Creator and original director: Sheldon Epps
Director: Susie McKenna
Reviewer: Stephen Bates
Not seen in London for 30 years, Sheldon Epps’ anthology of a couple of dozen or so blues songs, some very familiar, many not, gets a sizzling makeover that should lead to someone penning “The Why So Long? Blues”. Denied any running narrative and given only vaguely drawn characters, this revival relies for its success on its sense of time and place, four stellar leading performances and the enduring appeal of songs by Bessie Smith, Duke Ellington, Johnny Mercer and others.
The setting is a run-down New Orleans hotel, the rooms of which inspire Four Walls (and One Dirty Window) Blues.
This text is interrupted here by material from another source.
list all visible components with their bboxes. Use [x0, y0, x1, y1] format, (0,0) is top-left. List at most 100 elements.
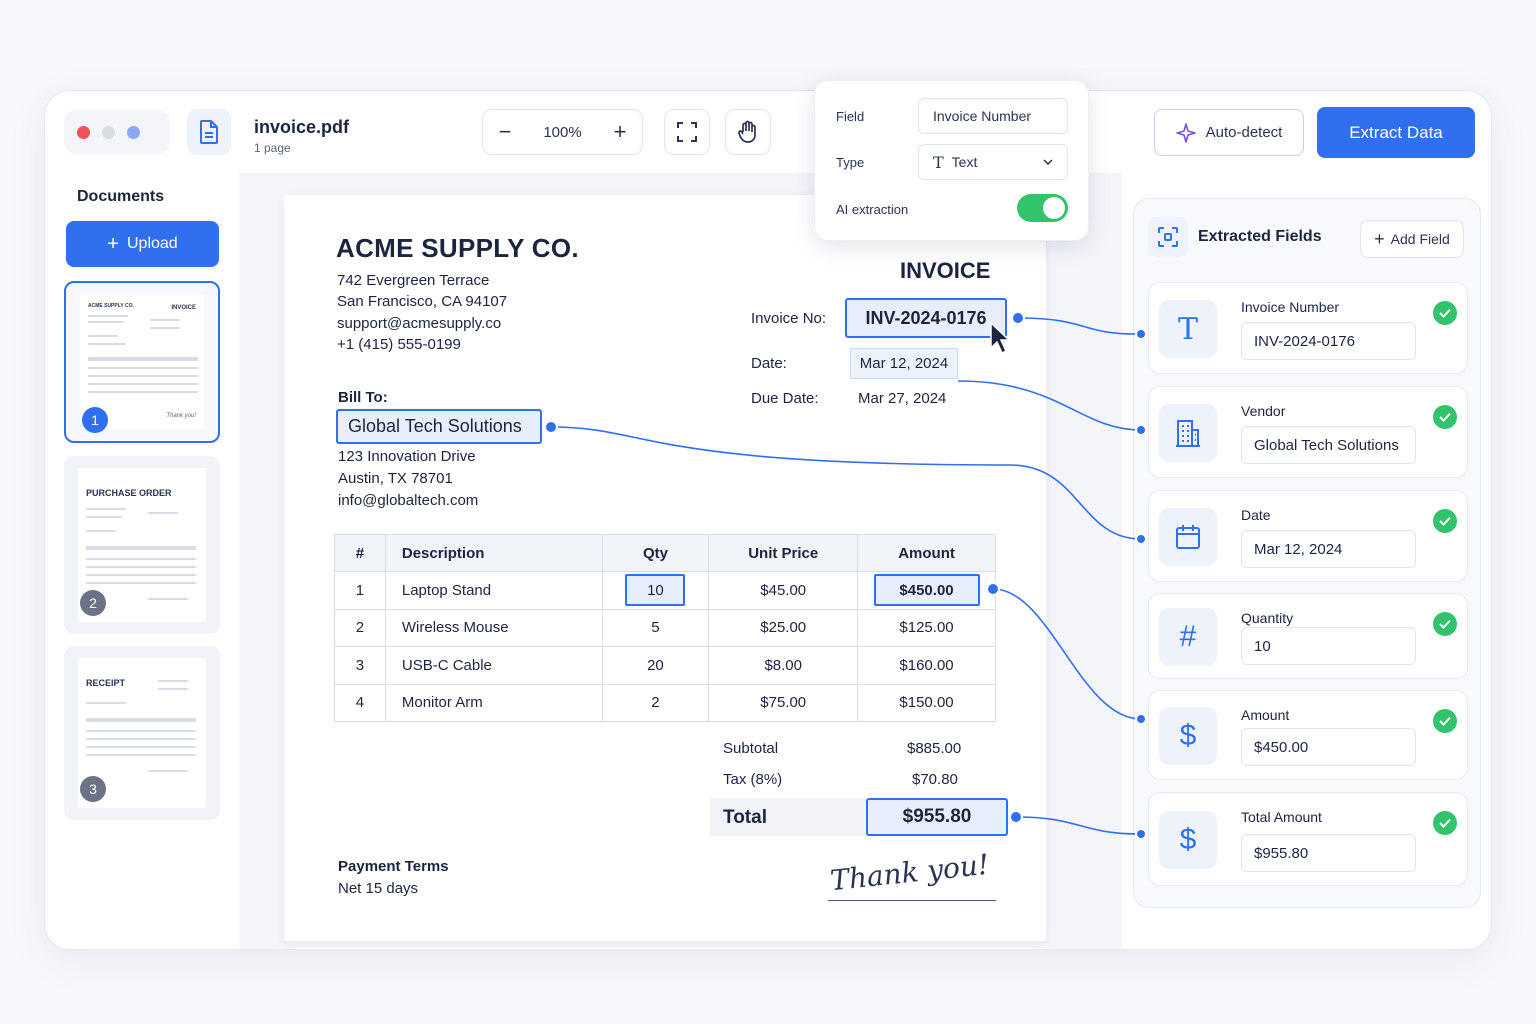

The Lady (Sharon D Clarke) runs the joint, showing maternal devotion to guests, The Woman (Debbie Kurup) and The Girl (Gemma Sutton), but disdain towards The Man (Clive Rowe). The Lady sits in her square room, puffing on cigarettes, while the two females sit in their rooms, also marked as squares, on the opposite side of the stage. There is a feeling of isolation, but also of community.
Robert Jones’ set design makes full use of the Kiln’s deep stage, scattering it with art deco lamps, and Neil Austin’s wonderfully evocative lighting transports us to a place where free-flowing Bourbon can drown an abundance of sorrows. In the hotel lobby, musical director Mark Dickman’s five piece band, plays virtually non-stop. There is no time for spoken words when there are blues to be sung.
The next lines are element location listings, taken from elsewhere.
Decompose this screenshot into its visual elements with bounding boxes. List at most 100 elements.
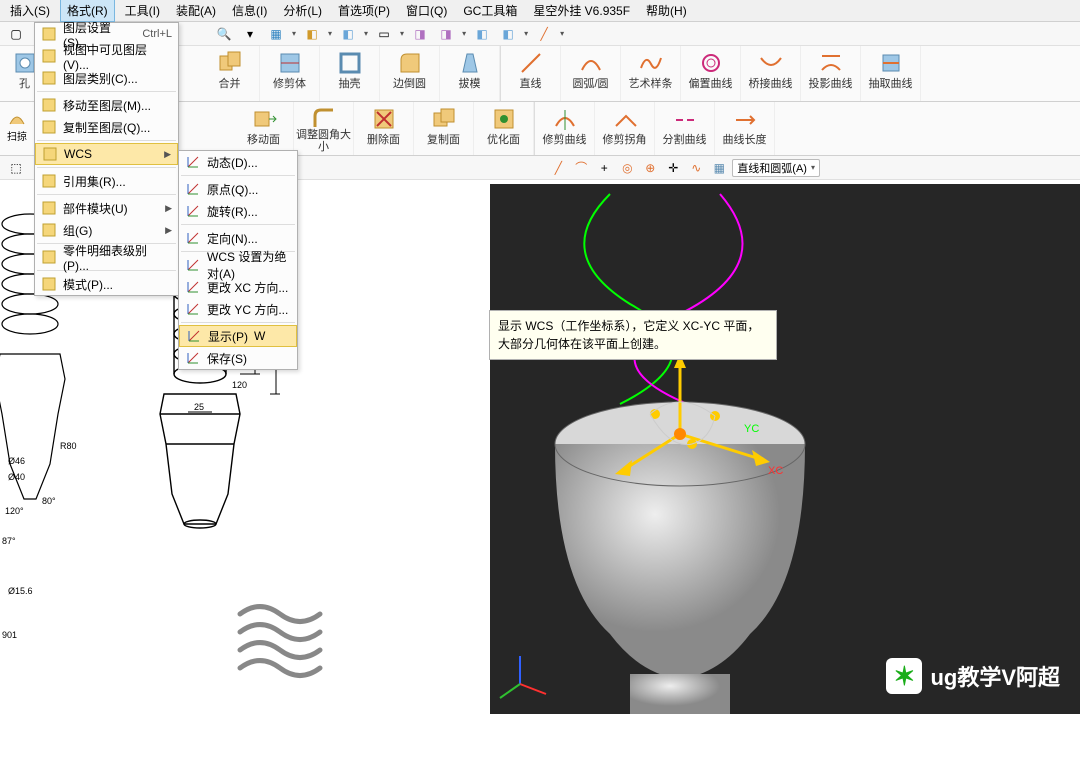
menu-item-label: WCS <box>64 147 92 161</box>
submenu-item[interactable]: 旋转(R)... <box>179 200 297 222</box>
ribbon-spline[interactable]: 艺术样条 <box>621 46 681 101</box>
menu-item-label: 组(G) <box>63 222 92 239</box>
grid-icon[interactable]: ▦ <box>266 24 286 44</box>
menu-gctoolbox[interactable]: GC工具箱 <box>457 0 523 21</box>
submenu-item-label: 旋转(R)... <box>207 203 258 220</box>
ribbon-label: 抽壳 <box>339 78 361 90</box>
arc-tool-icon[interactable]: ⌒ <box>571 158 591 178</box>
submenu-arrow-icon: ▶ <box>165 203 172 214</box>
origin-icon <box>185 181 201 197</box>
ribbon-extract[interactable]: 抽取曲线 <box>861 46 921 101</box>
fillet-icon <box>397 50 423 76</box>
submenu-item[interactable]: 保存(S) <box>179 347 297 369</box>
curve-mode-select[interactable]: 直线和圆弧(A)▾ <box>732 159 820 177</box>
ribbon-label: 直线 <box>520 78 542 90</box>
tool-button[interactable]: ▢ <box>6 24 26 44</box>
cube-icon[interactable]: ◨ <box>410 24 430 44</box>
ribbon-shell[interactable]: 抽壳 <box>320 46 380 101</box>
target-tool-icon[interactable]: ⊕ <box>640 158 660 178</box>
submenu-item[interactable]: WCS 设置为绝对(A) <box>179 254 297 276</box>
merge-icon <box>217 50 243 76</box>
model-view[interactable]: YC XC ✶ ug教学V阿超 <box>490 184 1080 714</box>
ribbon-offset[interactable]: 偏置曲线 <box>681 46 741 101</box>
submenu-item-label: 显示(P) <box>208 328 248 345</box>
curvelen-icon <box>732 106 758 132</box>
splitcurve-icon <box>672 106 698 132</box>
line-icon[interactable]: ╱ <box>534 24 554 44</box>
menu-item[interactable]: 部件模块(U)▶ <box>35 197 178 219</box>
ribbon-copyface[interactable]: 复制面 <box>414 102 474 155</box>
rect-icon[interactable]: ▭ <box>374 24 394 44</box>
menu-item[interactable]: 零件明细表级别(P)... <box>35 246 178 268</box>
submenu-item[interactable]: 定向(N)... <box>179 227 297 249</box>
move-layer-icon <box>41 97 57 113</box>
ribbon-curvelen[interactable]: 曲线长度 <box>715 102 775 155</box>
yc-icon <box>185 301 201 317</box>
bezier-tool-icon[interactable]: ∿ <box>686 158 706 178</box>
ribbon-label: 修剪曲线 <box>543 134 587 146</box>
menu-item[interactable]: WCS▶ <box>35 143 178 165</box>
ribbon-trimcurve[interactable]: 修剪曲线 <box>535 102 595 155</box>
ribbon-arc[interactable]: 圆弧/圆 <box>561 46 621 101</box>
ribbon-merge[interactable]: 合并 <box>200 46 260 101</box>
menu-help[interactable]: 帮助(H) <box>640 0 693 21</box>
menubar: 插入(S) 格式(R) 工具(I) 装配(A) 信息(I) 分析(L) 首选项(… <box>0 0 1080 22</box>
ribbon-deleteface[interactable]: 删除面 <box>354 102 414 155</box>
menu-item[interactable]: 视图中可见图层(V)... <box>35 45 178 67</box>
menu-preferences[interactable]: 首选项(P) <box>332 0 396 21</box>
cube-icon[interactable]: ◧ <box>498 24 518 44</box>
pattern-icon <box>41 276 57 292</box>
menu-info[interactable]: 信息(I) <box>226 0 273 21</box>
ribbon-trim[interactable]: 修剪体 <box>260 46 320 101</box>
svg-text:80°: 80° <box>42 496 56 506</box>
ribbon-fillet[interactable]: 边倒圆 <box>380 46 440 101</box>
submenu-item-label: 定向(N)... <box>207 230 258 247</box>
moveface-icon <box>251 106 277 132</box>
cube-icon[interactable]: ◨ <box>436 24 456 44</box>
ribbon-resize-fillet[interactable]: 调整圆角大小 <box>294 102 354 155</box>
box-tool-icon[interactable]: ▦ <box>709 158 729 178</box>
menu-item[interactable]: 模式(P)... <box>35 273 178 295</box>
ribbon-sweep[interactable]: 扫掠 <box>0 102 34 155</box>
cube-icon[interactable]: ◧ <box>338 24 358 44</box>
ribbon-moveface[interactable]: 移动面 <box>234 102 294 155</box>
menu-item[interactable]: 引用集(R)... <box>35 170 178 192</box>
submenu-item[interactable]: 更改 XC 方向... <box>179 276 297 298</box>
wcs-submenu: 动态(D)... 原点(Q)... 旋转(R)... 定向(N)... WCS 设置为绝… <box>178 150 298 370</box>
submenu-item[interactable]: 显示(P)W <box>179 325 297 347</box>
menu-window[interactable]: 窗口(Q) <box>400 0 453 21</box>
select-label: 直线和圆弧(A) <box>737 160 807 176</box>
ribbon-project[interactable]: 投影曲线 <box>801 46 861 101</box>
cube-icon[interactable]: ◧ <box>472 24 492 44</box>
ribbon-splitcurve[interactable]: 分割曲线 <box>655 102 715 155</box>
menu-assembly[interactable]: 装配(A) <box>170 0 222 21</box>
circle-tool-icon[interactable]: ◎ <box>617 158 637 178</box>
menu-insert[interactable]: 插入(S) <box>4 0 56 21</box>
ribbon-draft[interactable]: 拔模 <box>440 46 500 101</box>
menu-item[interactable]: 组(G) ▶ <box>35 219 178 241</box>
submenu-item[interactable]: 原点(Q)... <box>179 178 297 200</box>
deleteface-icon <box>371 106 397 132</box>
point-tool-icon[interactable]: + <box>594 158 614 178</box>
ribbon-line[interactable]: 直线 <box>501 46 561 101</box>
ribbon-label: 删除面 <box>367 134 400 146</box>
submenu-item[interactable]: 动态(D)... <box>179 151 297 173</box>
ribbon-bridge[interactable]: 桥接曲线 <box>741 46 801 101</box>
search-icon[interactable]: 🔍 <box>214 24 234 44</box>
menu-item[interactable]: 复制至图层(Q)... <box>35 116 178 138</box>
cube-icon[interactable]: ◧ <box>302 24 322 44</box>
submenu-item[interactable]: 更改 YC 方向... <box>179 298 297 320</box>
copy-layer-icon <box>41 119 57 135</box>
menu-analysis[interactable]: 分析(L) <box>277 0 328 21</box>
menu-starplugin[interactable]: 星空外挂 V6.935F <box>527 0 636 21</box>
ribbon-optface[interactable]: 优化面 <box>474 102 534 155</box>
cross-tool-icon[interactable]: ✛ <box>663 158 683 178</box>
menu-icon <box>41 222 57 238</box>
submenu-item-label: 原点(Q)... <box>207 181 258 198</box>
dropdown-icon[interactable]: ▾ <box>240 24 260 44</box>
line-tool-icon[interactable]: ╱ <box>548 158 568 178</box>
menu-item[interactable]: 移动至图层(M)... <box>35 94 178 116</box>
ribbon-trimcorner[interactable]: 修剪拐角 <box>595 102 655 155</box>
submenu-arrow-icon: ▶ <box>165 225 172 236</box>
select-icon[interactable]: ⬚ <box>6 158 26 178</box>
“I ain’t gettin’ older, I’m gettin’ better” Clarke declares, hearing no dissent from the audience. The 2019 Olivier Award winner for Caroline, or Change is fitting in this production between Death of a Salesman at the Young Vic and its West End Transfer. Does this phenomenally talented performer ever take a holiday? Hopefully not!
The great skill in Epps’ creation, realised beautifully in Susie McKenna’s revival, is seen in how a compilation of songs about heartbreak, abandonment, loneliness, despair and so on is turned into a feel good entertainment. As performed here, the songs are laments only in part; more importantly, they become celebrations of the resilience of the human spirit. Injections of comedy also contribute greatly, as typified by the lighthearted bickering between The Lady and The Man. As one of Rowe’s ovations is dying down, Clarke growls “I can’t stand it!” adding resentfully “but he sure can sing”.
Running through August, Blues in the Night guarantees a scorching Summer for this part of north west London. The word “blues” has something to do with depression, a condition for which this joyous show is the perfect antidote.